Objective  To investigate the expression of glycosyltransferase enzyme 3 (GCNT3) in non-small cell lung cancer (NSCLC) tissues and corresponding normal tissues, and to further explore the relationship between GCNT3 expression and clinicopathological features, overall survival (OS), and progression-free survival (PFS) in patients with NSCLC.

  Methods  In this study, we used quantitative real-time polymerase chain reaction and Western blot to assess the mRNA and protein expression of GCNT3 in paired NSCLC and non-tumor tissues. In addition, 164 NSCLC patients were estimated for GCNT3 expression by immunohistochemistry, and the correlation between GCNT3 expression and clinicopathological features was evaluated. Further, the effects of GCNT3 on the proliferation, invasion, and migration abilities of NSCLC cells were studied.

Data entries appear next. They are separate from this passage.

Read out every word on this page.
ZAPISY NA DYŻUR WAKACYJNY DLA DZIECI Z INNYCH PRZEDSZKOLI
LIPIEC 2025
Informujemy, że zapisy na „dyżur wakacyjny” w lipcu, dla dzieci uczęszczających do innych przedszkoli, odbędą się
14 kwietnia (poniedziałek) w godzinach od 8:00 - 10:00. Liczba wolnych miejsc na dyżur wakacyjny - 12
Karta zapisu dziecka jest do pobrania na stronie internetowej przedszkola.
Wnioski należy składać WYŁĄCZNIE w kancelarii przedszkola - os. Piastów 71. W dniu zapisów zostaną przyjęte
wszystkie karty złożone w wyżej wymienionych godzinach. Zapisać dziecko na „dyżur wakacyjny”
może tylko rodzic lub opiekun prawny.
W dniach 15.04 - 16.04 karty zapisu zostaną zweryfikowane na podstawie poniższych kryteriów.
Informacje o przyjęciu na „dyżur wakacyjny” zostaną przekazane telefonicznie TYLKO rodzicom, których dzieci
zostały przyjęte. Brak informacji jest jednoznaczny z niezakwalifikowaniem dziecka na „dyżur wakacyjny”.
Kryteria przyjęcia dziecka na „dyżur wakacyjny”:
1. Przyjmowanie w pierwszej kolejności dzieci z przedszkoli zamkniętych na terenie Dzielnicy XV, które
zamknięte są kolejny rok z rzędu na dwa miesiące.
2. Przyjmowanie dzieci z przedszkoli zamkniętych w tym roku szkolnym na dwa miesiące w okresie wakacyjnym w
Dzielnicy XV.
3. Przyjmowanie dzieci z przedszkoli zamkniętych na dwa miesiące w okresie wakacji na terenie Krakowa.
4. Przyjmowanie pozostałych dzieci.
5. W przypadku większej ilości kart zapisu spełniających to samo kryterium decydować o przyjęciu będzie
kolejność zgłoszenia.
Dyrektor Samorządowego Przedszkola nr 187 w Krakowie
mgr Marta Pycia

  Results  The mRNA and protein expression levels of GCNT3 in NSCLC tissues were both significantly higher than those in the corresponding non-tumor tissues. Among the 164 patients with NSCLC, high GCNT3 expression was associated with gender, smoking, histology, pathological stage, and lymph node metastasis. Kaplan-Meier analysis displayed significant differences in OS and PFS among the groups exhibiting differences in GCNT3 expression (P < 0.05). The NSCLC patients with increased GCNT3 expression showed poor OS and PFS. A multivariate analysis demonstrated that GCNT3 expression was as an independent prognostic factor for NSCLC (P < 0.05). Cell function experiments showed that the proliferation, invasion, and migration abilities of NSCLC cells were significantly attenuated after inhibition of GCNT3 expression (P < 0.05).

  Conclusions  High expression of GCNT3 was associated with unfavorable OS and PFS in patients with NSCLC; GCNT3 might, therefore, act as a prognostic biomarker for NSCLC. Key words glycosyltransferase enzyme 3 (GCNT3), non-small cell lung cancer (NSCLC), immunohistochemistry, prognosis.